Worst fire since …?
Alberta is no stranger to forest fires, but they typically occur in remote areas and don't threaten property. Provincial officials haven't had a fire of this scale threaten homes since 2001, when a 116,000-hectare blaze near tiny Chisholm, Alta., destroyed 59 homes, sheds, garages and other buildings. "We've had large grass fires, big forest fires, but not hundreds of homes lost," Alberta Premier Ed Stelmach said. A 30-year political veteran, he said it was the worst damage he has ever seen. "It's very difficult to describe, if you haven't been here, the destruction," he added.
Is that it for the fires?
No.

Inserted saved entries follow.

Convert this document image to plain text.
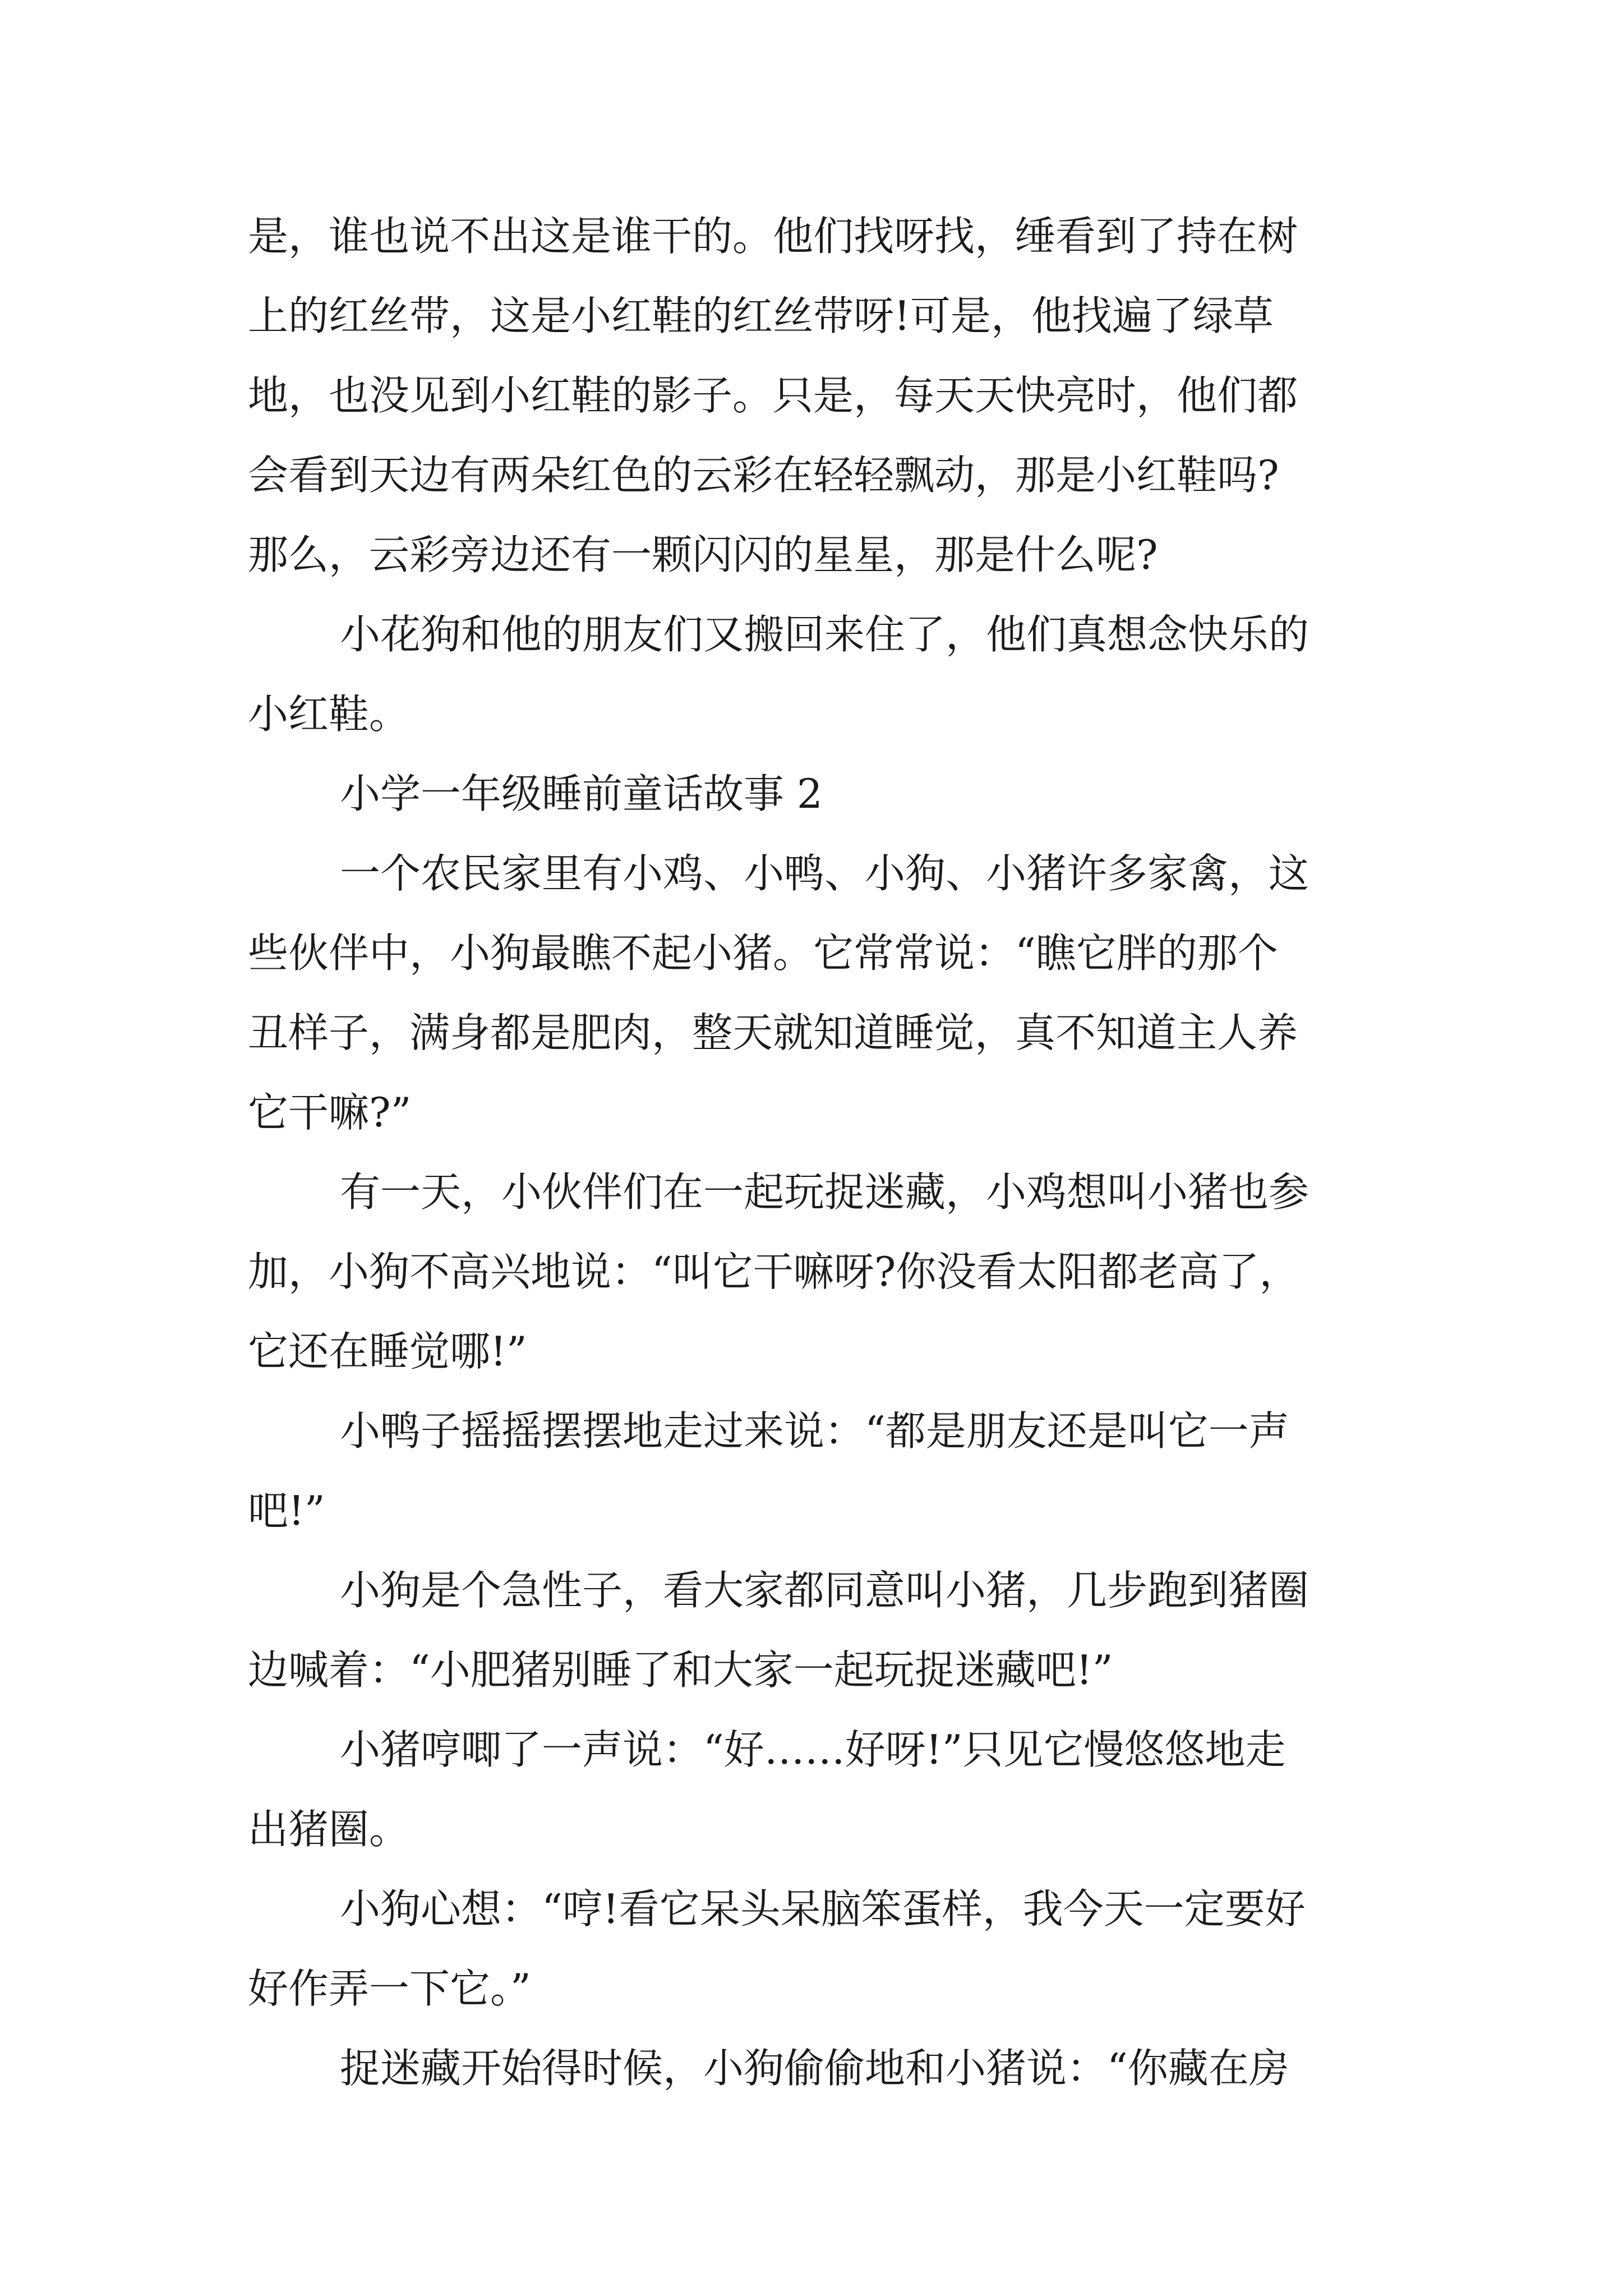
是，谁也说不出这是谁干的。他们找呀找，缍看到了持在树
上的红丝带，这是小红鞋的红丝带呀!可是，他找遍了绿草
地，也没见到小红鞋的影子。只是，每天天快亮时，他们都
会看到天边有两朵红色的云彩在轻轻飘动，那是小红鞋吗?
那么，云彩旁边还有一颗闪闪的星星，那是什么呢?
小花狗和他的朋友们又搬回来住了，他们真想念快乐的
小红鞋。
小学一年级睡前童话故事 2
一个农民家里有小鸡、小鸭、小狗、小猪许多家禽，这
些伙伴中，小狗最瞧不起小猪。它常常说：“瞧它胖的那个
丑样子，满身都是肥肉，整天就知道睡觉，真不知道主人养
它干嘛?”
有一天，小伙伴们在一起玩捉迷藏，小鸡想叫小猪也参
加，小狗不高兴地说：“叫它干嘛呀?你没看太阳都老高了，
它还在睡觉哪!”
小鸭子摇摇摆摆地走过来说：“都是朋友还是叫它一声
吧!”
小狗是个急性子，看大家都同意叫小猪，几步跑到猪圈
边喊着：“小肥猪别睡了和大家一起玩捉迷藏吧!”
小猪哼唧了一声说：“好……好呀!”只见它慢悠悠地走
出猪圈。
小狗心想：“哼!看它呆头呆脑笨蛋样，我今天一定要好
好作弄一下它。”
捉迷藏开始得时候，小狗偷偷地和小猪说：“你藏在房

The two fires that threaten Slave Lake are still out of control and more than 100 others are burning across the province. They exploded in size Monday, up to a collective 22,000 hectares from 2,900 a day earlier. Weather conditions remain poor, with high winds and even forecast lightning, which starts 45 per cent of all forest fires. One oil-sands company shut down production as a precautionary move on Monday, with two others are considering the same. Meanwhile, fires burn to the northwest of Slave Lake, threatening a handful of small aboriginal communities and the site of a major oil spill. Work at the site stopped Sunday because of the blaze. "There's a lot of work left to be done," said Rob Harris, a spokesman for Alberta fire crews.
What about the evacuated people?
There are three emergency centres where people can stay. All had room available Monday night as the majority of evacuees have stayed with family. They will be eligible to apply for Canada's Disaster Recovery Program, a strict formula providing relief funds to municipalities and residents affected by disaster. Prime Minister Stephen Harper and Mr. Stelmach spoke Monday, and the Premier hinted that he'll press for a review of the DRP rules to free up more cash for the people of Slave Lake. He said "traditional" funding alone wouldn't be sufficient. Families won't be able to return to town for at least a few days. Hundreds have no home to return to.
What are fire crews doing?
Helicopters were back in the air Monday, dumping buckets to keep the flames at bay. Along parts of the highway, the charred remains of trees are stained red by fire retardant dropped by water-bomber airplanes, which have flown only sporadically in the strong winds. On the ground, crews are cutting fire lines to try and halt the progression in certain spots. Altogether, however, the focus is clear - save what's left of Slave Lake. Elsewhere in the province, fires are burning out of control but aren't threatening homes and, as such, are receiving less attention.